Comme l’a exprimé Monsieur Yves-Henri Leleu « toute personne est apte à être titulaire de droits : droits de la personnalité, droits patrimoniaux ou extra-patrimoniaux. Toutefois, l’exercice utile par la personne de ses droits suppose qu’elle soit en possession de ses facultés physiques et/ou mentales » . Par conséquent, il convient de distinguer la titularité de l’exercice des droits par une personne. Les personnes majeures n’étant pas aptes à exercer par elles-mêmes leurs droits sont appelées « personnes vulnérables » et sont protégées par des mesures d’incapacité prévues par le Code civil.
Dans ce contexte, se pose la question des libéralités accomplies et reçues par une personne majeure vulnérable. En effet, tout majeur vulnérable demeure titulaire du droit de disposer à titre gratuit de tout ou partie de ses biens au bénéfice d’une autre personne, ou à l’inverse, de bénéficier de libéralités accomplies à son profit. Cependant, eu égard à leur situation de vulnérabilité, il convient de déterminer dans quelle mesure ces personnes peuvent exercer ces droits.
Lors de l’adoption de la loi du 17 mars 2013 « réformant les régimes d’incapacité et instaurant un nouveau statut de protection conforme à la dignité humaine », une attention toute particulière a été accordée aux libéralités accomplies et reçues par un incapable majeur. En effet, lors de cette réforme, le législateur a instauré un système juridique relatif à la capacité d’une personne majeure vulnérable d’accomplir et de recevoir des donations entre vifs et des legs, tant dans le cadre d’une protection extrajudiciaire que dans celui d’une protection judiciaire.

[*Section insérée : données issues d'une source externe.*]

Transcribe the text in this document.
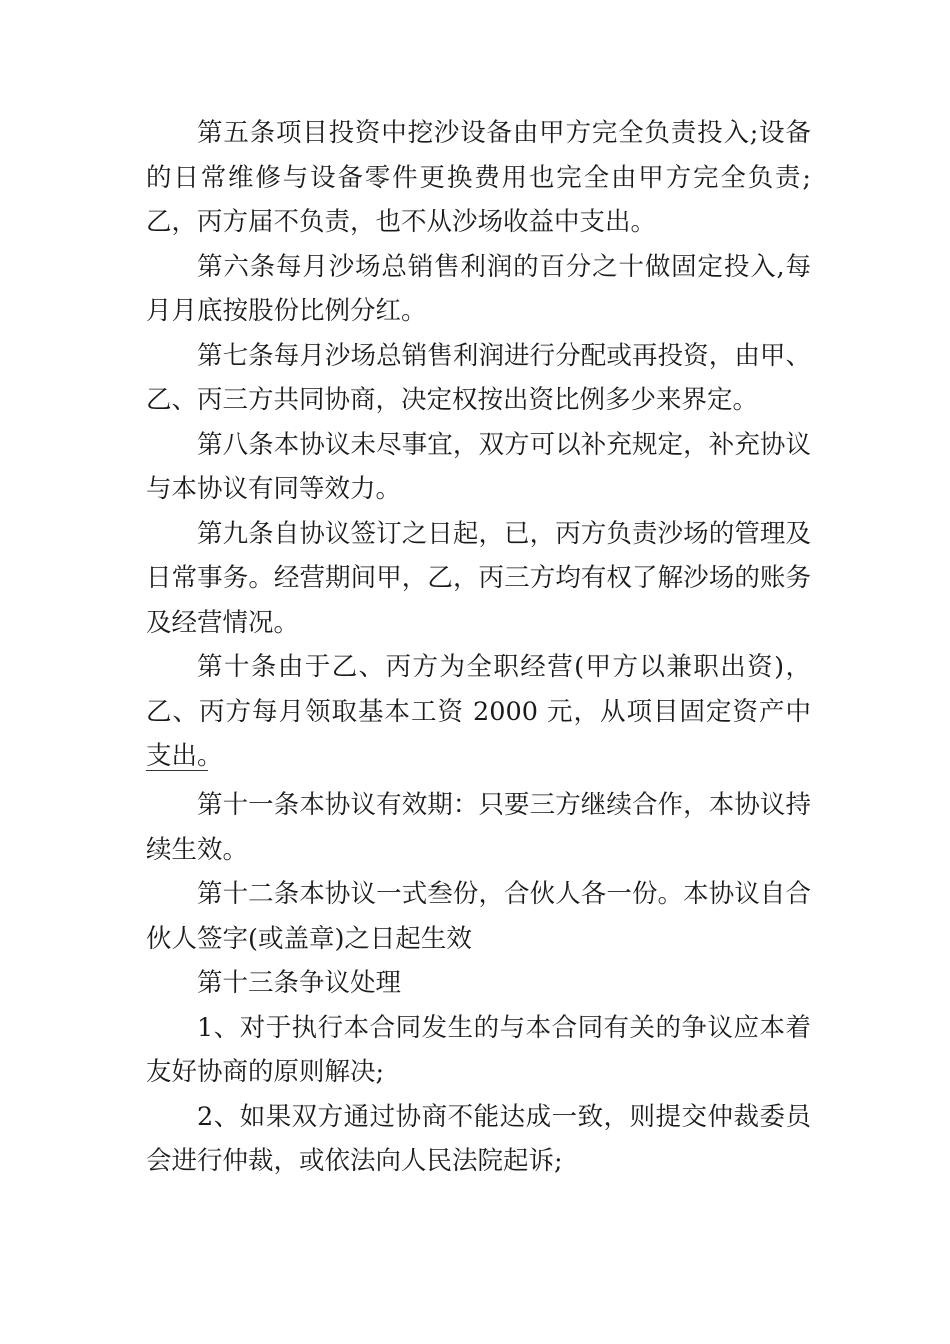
第五条项目投资中挖沙设备由甲方完全负责投入;设备的日常维修与设备零件更换费用也完全由甲方完全负责;乙，丙方届不负责，也不从沙场收益中支出。

第六条每月沙场总销售利润的百分之十做固定投入,每月月底按股份比例分红。

第七条每月沙场总销售利润进行分配或再投资，由甲、乙、丙三方共同协商，决定权按出资比例多少来界定。

第八条本协议未尽事宜，双方可以补充规定，补充协议与本协议有同等效力。

第九条自协议签订之日起，已，丙方负责沙场的管理及日常事务。经营期间甲，乙，丙三方均有权了解沙场的账务及经营情况。

第十条由于乙、丙方为全职经营(甲方以兼职出资)，乙、丙方每月领取基本工资 2000 元，从项目固定资产中支出。

第十一条本协议有效期：只要三方继续合作，本协议持续生效。

第十二条本协议一式叁份，合伙人各一份。本协议自合伙人签字(或盖章)之日起生效

第十三条争议处理

1、对于执行本合同发生的与本合同有关的争议应本着友好协商的原则解决;

2、如果双方通过协商不能达成一致，则提交仲裁委员会进行仲裁，或依法向人民法院起诉;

Subséquemment, la loi du 31 juillet 2017 « modifiant le Code civil en ce qui concerne les successions et les libéralités et modifiant diverses autres dispositions en cette matière » semble avoir enrichi le système juridique relatif aux libéralités eu égard à l’introduction, par cette nouvelle législation, de la faculté de conclure des pactes sur succession future. En effet, cette loi a permis d’ajouter à la liste des libéralités existantes certains pactes successoraux jugés « à titre gratuit ».
Par conséquent, dans le cadre de cet exposé, je présenterai, tout d’abord, le régime des incapacités applicable aux personnes majeures vulnérables, tel qu’établi par la loi du 17 mars 2013 (partie 1). Ensuite j’analyserai le système juridique relatif aux donations entre vifs accomplies et reçues par ces dernières, tant dans le cadre d’une protection extrajudiciaire que judiciaire (partie 2) avant d’effectuer le même examen en matière de testaments et de legs (partie 3). Enfin, j’exposerai les changements apportés au sein du système des libéralités accomplies et reçues par les personnes majeures vulnérables suite à l’insertion de la faculté de conclure des pactes successoraux par la loi du 31 juillet 2017 (point 4).

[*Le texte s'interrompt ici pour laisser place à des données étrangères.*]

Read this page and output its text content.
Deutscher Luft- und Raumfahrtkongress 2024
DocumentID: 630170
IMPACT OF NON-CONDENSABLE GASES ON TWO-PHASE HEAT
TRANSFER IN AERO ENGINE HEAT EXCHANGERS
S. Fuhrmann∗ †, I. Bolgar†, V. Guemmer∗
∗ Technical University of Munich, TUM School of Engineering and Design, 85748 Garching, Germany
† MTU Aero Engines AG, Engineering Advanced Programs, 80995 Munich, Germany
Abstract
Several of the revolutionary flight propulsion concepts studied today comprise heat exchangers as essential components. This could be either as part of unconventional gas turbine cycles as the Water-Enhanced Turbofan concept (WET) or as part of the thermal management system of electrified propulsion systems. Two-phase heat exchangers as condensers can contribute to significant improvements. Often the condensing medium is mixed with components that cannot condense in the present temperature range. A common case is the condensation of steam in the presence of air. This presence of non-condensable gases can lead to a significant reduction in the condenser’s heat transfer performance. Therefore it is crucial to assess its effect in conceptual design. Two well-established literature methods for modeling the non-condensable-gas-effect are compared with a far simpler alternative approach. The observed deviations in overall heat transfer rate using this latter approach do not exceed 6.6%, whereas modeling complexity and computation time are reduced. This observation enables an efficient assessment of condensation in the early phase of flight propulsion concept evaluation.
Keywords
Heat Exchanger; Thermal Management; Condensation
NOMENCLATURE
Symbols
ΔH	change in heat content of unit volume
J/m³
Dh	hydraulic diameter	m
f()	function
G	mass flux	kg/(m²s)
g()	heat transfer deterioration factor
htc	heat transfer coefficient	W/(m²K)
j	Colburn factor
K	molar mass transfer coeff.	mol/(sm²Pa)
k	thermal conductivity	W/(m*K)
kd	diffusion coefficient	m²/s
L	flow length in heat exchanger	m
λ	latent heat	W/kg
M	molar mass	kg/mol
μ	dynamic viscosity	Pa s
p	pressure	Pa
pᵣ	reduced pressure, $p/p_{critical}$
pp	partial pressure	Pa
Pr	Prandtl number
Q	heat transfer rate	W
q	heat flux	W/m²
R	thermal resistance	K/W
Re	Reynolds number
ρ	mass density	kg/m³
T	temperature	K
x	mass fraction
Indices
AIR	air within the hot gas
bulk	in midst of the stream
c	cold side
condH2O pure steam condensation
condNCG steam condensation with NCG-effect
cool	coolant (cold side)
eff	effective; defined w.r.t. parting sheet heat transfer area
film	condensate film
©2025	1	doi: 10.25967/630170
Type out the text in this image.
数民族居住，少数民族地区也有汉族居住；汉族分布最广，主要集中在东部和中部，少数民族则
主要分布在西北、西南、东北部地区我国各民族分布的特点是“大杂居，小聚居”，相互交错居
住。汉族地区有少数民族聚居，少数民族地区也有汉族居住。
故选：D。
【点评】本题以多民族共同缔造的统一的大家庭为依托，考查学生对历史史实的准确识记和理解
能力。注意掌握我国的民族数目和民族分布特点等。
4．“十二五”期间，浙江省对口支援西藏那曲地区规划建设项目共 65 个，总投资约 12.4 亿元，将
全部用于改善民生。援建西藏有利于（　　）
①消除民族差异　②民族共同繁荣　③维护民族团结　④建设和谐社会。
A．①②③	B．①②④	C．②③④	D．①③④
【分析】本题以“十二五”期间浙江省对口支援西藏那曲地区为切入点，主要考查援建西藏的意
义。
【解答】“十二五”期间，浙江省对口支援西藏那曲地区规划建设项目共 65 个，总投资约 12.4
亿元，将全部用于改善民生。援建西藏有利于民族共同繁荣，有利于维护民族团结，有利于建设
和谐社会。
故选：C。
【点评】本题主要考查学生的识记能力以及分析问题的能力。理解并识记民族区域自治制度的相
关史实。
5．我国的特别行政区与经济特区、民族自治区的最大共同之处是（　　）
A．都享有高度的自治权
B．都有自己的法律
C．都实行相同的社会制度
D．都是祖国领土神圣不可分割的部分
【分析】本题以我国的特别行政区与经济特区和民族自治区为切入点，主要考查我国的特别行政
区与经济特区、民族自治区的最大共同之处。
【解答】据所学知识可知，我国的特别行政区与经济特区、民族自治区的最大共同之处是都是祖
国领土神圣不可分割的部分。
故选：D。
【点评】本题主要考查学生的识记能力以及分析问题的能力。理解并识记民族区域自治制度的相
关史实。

En premier lieu, il convient de présenter brièvement le régime des incapacités mis en place par la loi du 17 mars 2013 à travers les principes de nécessité, de subsidiarité et de proportionnalité imposés par la réforme des mesures d’incapacité.
Le nouveau système instauré par la loi du 17 mars 2013 intègre la philosophie établie au niveau supranational, à savoir celle de protéger les personnes vulnérables tout en respectant le plus possible leur autonomie. En effet, ces dernières doivent conserver un rôle actif au sein de la société et bénéficier autant que possible de l’exercice de leurs droits au regard de leur capacité résiduelle.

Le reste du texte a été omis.